What processes are in place to ensure the safety of both the mentor and young person when they are meeting one-on-one?
The safety of our young people and our mentors is always our first priority. DBS background checks and references are compulsory for all new mentors. All meetings must happen within a public space (a café or library) and be reported on through session feedback forms. We have a strict safeguarding policy in place that you will be introduced to at your induction, however your Mentoring Coordinator, or another safeguarding officer at Hope for the Young, will always be available in case of emergencies.

Do I get a choice over who I am matched with?
We look for the best possible match for each mentor and mentee, after which we will send you some information about your potential mentee to ask if you would like to be their mentor. We encourage all mentors to raise any concerns and ask any questions at this stage, so you feel confident in being able to provide the right support before you start.

Where are the young people you support from?
Our young people come from all around the world. Some of the young people we are currently supporting and have supported in the past are from Afghanistan, Iran, Eritrea, Somalia, Albania, the Sudan, Vietnam and Ethiopia to name only a few!

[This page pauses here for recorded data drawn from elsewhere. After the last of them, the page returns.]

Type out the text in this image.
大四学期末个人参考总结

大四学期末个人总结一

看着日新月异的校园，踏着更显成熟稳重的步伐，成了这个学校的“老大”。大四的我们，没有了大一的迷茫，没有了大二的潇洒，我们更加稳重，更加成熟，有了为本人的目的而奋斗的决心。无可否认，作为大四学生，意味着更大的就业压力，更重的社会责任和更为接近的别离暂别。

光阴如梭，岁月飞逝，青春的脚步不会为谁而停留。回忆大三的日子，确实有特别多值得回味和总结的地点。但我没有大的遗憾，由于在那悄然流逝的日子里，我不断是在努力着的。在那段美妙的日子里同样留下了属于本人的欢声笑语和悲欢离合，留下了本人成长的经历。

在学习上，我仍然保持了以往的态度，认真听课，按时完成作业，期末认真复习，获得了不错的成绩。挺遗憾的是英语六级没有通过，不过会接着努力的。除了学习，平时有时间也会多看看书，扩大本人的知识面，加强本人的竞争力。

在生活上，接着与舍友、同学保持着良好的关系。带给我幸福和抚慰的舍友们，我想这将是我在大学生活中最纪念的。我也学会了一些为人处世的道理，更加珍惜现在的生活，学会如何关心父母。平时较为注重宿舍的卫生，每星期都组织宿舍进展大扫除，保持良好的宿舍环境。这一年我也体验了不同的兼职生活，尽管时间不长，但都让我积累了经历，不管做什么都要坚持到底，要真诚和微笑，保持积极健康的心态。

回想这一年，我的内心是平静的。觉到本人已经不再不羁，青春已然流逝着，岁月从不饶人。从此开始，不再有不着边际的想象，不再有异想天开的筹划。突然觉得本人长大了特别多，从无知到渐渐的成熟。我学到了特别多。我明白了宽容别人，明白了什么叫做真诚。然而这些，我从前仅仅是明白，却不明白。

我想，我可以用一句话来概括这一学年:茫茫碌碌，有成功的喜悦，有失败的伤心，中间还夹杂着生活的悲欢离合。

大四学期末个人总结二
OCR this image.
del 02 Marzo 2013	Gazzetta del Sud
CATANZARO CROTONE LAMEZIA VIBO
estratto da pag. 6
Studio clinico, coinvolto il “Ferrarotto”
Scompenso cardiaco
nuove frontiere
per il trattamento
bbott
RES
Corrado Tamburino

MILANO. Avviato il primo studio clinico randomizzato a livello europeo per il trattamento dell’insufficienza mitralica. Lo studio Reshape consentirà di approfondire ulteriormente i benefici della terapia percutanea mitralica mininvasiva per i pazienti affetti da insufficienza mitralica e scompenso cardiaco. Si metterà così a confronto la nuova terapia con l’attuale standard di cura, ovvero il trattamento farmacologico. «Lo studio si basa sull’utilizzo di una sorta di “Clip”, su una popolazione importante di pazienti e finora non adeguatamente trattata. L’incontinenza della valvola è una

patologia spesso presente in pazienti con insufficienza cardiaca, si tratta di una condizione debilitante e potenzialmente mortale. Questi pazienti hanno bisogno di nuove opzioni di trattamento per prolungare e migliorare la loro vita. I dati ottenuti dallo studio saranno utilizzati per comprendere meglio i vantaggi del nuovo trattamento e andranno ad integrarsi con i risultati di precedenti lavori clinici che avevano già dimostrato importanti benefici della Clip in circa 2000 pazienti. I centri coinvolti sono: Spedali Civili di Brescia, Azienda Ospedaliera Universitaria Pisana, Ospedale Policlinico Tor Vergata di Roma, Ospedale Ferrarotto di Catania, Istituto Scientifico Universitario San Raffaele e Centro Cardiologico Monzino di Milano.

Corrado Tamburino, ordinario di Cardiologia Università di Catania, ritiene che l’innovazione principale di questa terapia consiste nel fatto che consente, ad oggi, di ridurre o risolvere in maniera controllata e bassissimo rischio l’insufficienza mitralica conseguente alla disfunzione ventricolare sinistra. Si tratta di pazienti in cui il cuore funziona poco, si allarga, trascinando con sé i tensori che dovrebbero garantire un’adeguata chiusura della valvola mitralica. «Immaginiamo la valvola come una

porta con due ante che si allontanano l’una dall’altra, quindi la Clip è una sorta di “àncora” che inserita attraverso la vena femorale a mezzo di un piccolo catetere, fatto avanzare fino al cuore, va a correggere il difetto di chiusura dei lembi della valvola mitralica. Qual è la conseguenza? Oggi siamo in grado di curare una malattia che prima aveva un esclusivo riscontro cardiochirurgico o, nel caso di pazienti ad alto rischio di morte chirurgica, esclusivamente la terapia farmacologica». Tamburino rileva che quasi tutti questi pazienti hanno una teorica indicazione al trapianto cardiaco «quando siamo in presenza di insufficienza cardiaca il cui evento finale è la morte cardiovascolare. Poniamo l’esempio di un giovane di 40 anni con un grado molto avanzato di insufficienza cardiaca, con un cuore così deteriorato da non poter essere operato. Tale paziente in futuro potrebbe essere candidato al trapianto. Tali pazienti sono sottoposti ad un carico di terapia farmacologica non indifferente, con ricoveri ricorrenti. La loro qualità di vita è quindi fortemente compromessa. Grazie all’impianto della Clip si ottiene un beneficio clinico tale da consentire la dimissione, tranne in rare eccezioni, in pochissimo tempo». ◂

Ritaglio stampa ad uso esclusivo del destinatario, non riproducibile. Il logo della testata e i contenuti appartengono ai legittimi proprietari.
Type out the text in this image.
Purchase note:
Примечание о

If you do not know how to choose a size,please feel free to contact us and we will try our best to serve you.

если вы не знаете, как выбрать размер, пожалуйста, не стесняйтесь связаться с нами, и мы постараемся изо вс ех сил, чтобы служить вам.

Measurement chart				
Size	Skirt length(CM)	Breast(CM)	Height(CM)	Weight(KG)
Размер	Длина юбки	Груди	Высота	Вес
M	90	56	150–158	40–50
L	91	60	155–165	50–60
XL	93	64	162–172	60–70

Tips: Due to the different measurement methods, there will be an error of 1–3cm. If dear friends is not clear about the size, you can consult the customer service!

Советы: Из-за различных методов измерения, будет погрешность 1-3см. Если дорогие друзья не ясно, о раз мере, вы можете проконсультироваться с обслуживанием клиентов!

How many hours will I need to commit each week?
Our mentors usually meet their young person for about 1-3 hours, once a week, although this is at the discretion of you and your mentee. On average our mentors meet their young person for one and a half hours, however we will expect you to factor in some planning time prior to each session and about 10 minutes after each session to complete a session feedback form. We also encourage the odd excursion or trip to somewhere special in London!

I’m going on holiday – does this mean I can’t mentor someone?
We understand if you need to take a short holiday (we all do!) and provided this isn’t more than 3 weeks and you let us know in advance, this would not stop you from becoming a mentor. However, if you were planning to be out of the country for any longer, you’d need to wait until you return to start mentoring. Stability and consistent support is vital to a successful mentoring relationship.

I already have a DBS check. Does that mean I can start sooner?
We require a new DBS check for all new mentors, unless you are on the DBS online update service for working with both adults and children.

What does a successful mentoring relationship look like?
All our mentoring relationships are different. At the beginning of the relationship you will agree three key targets with your mentee, which should be related to our six key skills: confidence, trust, independent living skills, knowledge of activities & services, English language, and education and career. We would hope that by the end of six months that your mentee will have achieved, or made considerable progress, towards your mentee’s three chosen targets. You’ll get lots of support along the way, but it will be largely up to you and your mentee to make it a success!